Sure, Trump may be making noises about sharing secrets of the Russian espionage investigation with the Russian spies who did it, but what's really important here is maintaining my wee little fiefdom of political power. Of course.
An "on background" excuse from another anonymous Republican, this one a senator, was gleaned by reporter Robert Costa. That senator bravely said they would "wait and see what they hear from McConnell and Trump allies at lunch today before saying more on record."
That lunch came and went. Oh, but it turns out the Russia-Trump summit didn't come up. It appears to have slipped their minds.
Sens. Susan Collins and Chuck Grassley, meanwhile, continue to be profiles in whatever the opposite of courage is—dish soap, perhaps? A muddy puddle?
And that seems to be the general refrain the Republicans have decided on as a party. Yes, the sitting president may be dangerously out of control and harming national security in very direct ways, but there's nothing that can be done about it. Our hands are tied; if Donald Trump wanted to nuke Kansas City tomorrow and ship the rubble to Moscow to be used as footing in a new series of Russian dog parks, we could at best hold another round of hearings or something.
AT THE END OF THE DAY, senior Republican aides and lawmakers told us yesterday, it’s up to the president to conduct foreign policy.
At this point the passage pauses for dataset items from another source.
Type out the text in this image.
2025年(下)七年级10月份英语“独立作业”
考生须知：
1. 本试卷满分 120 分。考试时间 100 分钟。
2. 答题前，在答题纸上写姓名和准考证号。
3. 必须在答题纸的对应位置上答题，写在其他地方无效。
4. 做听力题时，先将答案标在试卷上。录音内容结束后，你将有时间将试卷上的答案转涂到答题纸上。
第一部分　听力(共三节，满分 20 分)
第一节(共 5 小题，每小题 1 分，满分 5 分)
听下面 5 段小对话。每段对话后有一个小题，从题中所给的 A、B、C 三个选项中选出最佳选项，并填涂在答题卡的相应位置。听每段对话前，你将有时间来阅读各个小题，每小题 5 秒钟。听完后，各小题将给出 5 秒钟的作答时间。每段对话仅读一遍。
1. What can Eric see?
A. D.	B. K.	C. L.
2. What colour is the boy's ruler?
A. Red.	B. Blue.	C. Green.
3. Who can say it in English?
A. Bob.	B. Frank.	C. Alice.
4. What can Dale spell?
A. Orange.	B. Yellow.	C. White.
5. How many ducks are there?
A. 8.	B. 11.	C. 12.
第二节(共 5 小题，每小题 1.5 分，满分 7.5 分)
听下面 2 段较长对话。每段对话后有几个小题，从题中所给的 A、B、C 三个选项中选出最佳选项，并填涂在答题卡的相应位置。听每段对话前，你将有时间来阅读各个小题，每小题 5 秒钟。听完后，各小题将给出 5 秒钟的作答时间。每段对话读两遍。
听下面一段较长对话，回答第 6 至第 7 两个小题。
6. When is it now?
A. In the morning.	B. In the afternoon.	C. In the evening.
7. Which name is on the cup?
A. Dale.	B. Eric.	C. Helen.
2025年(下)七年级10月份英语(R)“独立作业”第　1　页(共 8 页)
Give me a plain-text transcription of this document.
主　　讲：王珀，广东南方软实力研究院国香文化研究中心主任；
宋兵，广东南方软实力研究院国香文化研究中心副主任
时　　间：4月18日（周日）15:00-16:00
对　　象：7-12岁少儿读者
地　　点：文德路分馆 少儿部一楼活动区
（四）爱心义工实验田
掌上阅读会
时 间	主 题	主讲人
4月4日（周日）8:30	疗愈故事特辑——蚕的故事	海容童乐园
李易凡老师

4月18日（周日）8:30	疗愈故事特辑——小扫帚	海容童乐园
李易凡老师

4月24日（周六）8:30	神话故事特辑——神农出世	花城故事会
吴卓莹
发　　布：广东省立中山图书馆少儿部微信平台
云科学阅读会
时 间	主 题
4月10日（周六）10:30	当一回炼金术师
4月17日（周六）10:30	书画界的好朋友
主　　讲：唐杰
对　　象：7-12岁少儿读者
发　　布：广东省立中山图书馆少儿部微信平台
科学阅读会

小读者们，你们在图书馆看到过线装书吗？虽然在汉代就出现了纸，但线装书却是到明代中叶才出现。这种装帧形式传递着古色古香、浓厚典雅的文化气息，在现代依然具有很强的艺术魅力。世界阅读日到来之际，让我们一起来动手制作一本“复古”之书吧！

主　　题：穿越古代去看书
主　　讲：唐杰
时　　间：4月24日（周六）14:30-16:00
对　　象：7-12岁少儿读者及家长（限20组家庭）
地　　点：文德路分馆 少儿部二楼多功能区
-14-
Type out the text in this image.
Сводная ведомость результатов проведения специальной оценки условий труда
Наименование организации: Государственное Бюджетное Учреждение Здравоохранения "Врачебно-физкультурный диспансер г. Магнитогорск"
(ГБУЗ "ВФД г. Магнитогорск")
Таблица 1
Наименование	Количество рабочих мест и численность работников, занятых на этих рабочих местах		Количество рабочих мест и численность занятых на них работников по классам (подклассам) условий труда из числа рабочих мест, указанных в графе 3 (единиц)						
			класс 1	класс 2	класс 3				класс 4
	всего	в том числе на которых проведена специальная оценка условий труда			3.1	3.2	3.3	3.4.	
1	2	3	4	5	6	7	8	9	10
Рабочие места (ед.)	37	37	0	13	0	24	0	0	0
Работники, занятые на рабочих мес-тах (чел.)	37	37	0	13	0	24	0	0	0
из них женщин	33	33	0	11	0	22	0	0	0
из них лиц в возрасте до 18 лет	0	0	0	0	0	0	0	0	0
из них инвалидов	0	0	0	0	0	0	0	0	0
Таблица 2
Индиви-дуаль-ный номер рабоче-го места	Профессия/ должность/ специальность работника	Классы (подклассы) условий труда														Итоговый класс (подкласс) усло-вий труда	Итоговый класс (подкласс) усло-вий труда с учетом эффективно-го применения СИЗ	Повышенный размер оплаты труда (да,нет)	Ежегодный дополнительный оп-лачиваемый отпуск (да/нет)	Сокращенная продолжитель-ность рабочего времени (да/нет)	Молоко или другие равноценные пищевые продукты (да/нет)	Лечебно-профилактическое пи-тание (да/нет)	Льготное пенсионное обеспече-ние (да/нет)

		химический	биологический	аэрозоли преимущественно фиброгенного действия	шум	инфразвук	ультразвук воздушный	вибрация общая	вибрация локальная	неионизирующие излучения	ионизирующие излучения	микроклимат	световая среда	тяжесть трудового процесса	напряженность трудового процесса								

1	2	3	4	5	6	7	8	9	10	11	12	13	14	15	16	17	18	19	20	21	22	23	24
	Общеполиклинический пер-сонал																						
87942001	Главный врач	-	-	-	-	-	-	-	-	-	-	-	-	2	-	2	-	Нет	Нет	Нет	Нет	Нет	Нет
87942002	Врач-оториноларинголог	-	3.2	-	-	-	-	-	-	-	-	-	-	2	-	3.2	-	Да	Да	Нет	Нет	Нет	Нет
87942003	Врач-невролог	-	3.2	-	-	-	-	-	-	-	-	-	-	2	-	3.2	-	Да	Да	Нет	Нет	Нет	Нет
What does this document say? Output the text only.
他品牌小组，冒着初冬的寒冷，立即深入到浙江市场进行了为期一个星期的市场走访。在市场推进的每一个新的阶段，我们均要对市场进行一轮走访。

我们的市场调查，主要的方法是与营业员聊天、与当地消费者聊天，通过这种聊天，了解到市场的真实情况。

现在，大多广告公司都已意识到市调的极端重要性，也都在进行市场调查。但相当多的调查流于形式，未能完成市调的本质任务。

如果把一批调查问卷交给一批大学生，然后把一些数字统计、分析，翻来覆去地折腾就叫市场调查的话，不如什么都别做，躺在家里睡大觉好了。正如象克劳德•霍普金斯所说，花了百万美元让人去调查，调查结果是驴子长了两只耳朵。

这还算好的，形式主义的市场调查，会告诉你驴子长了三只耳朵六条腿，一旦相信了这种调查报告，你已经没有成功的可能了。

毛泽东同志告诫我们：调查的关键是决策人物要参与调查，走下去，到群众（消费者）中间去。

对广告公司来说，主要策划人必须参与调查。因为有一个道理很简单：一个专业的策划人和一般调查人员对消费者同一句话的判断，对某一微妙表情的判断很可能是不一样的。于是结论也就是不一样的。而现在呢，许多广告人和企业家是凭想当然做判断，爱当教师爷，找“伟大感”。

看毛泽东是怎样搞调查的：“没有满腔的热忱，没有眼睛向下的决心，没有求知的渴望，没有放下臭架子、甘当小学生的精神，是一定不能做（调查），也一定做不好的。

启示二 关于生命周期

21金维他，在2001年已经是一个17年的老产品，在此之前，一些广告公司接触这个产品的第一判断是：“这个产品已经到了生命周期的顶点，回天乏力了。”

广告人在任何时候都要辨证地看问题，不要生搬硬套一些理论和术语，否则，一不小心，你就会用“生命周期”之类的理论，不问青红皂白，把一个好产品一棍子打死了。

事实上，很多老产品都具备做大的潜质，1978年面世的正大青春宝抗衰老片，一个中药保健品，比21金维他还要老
The Hill can -- and does -- criticize and conduct oversight.
So don't expect much. In fact, don't expect anything. Sen. Rand Paul is already planning a new trip to Moscow to further soothe relationships between the two countries—perhaps he was irritated that his Republican colleagues left him behind when they visited Moscow on the Fourth of July—and is angling perhaps to patch over the whole election-bending Russian espionage against the United States thing with a bit of light ballet.
If you're looking for the party to rise to the moment, don't bother. They're not going to. It may be structurally impossible for them to do so; voting them out and replacing them with lawmakers less willing to endorse treason for the sake of political gain would be far more effective than waiting for any of these cowards to find a bare shred of decency.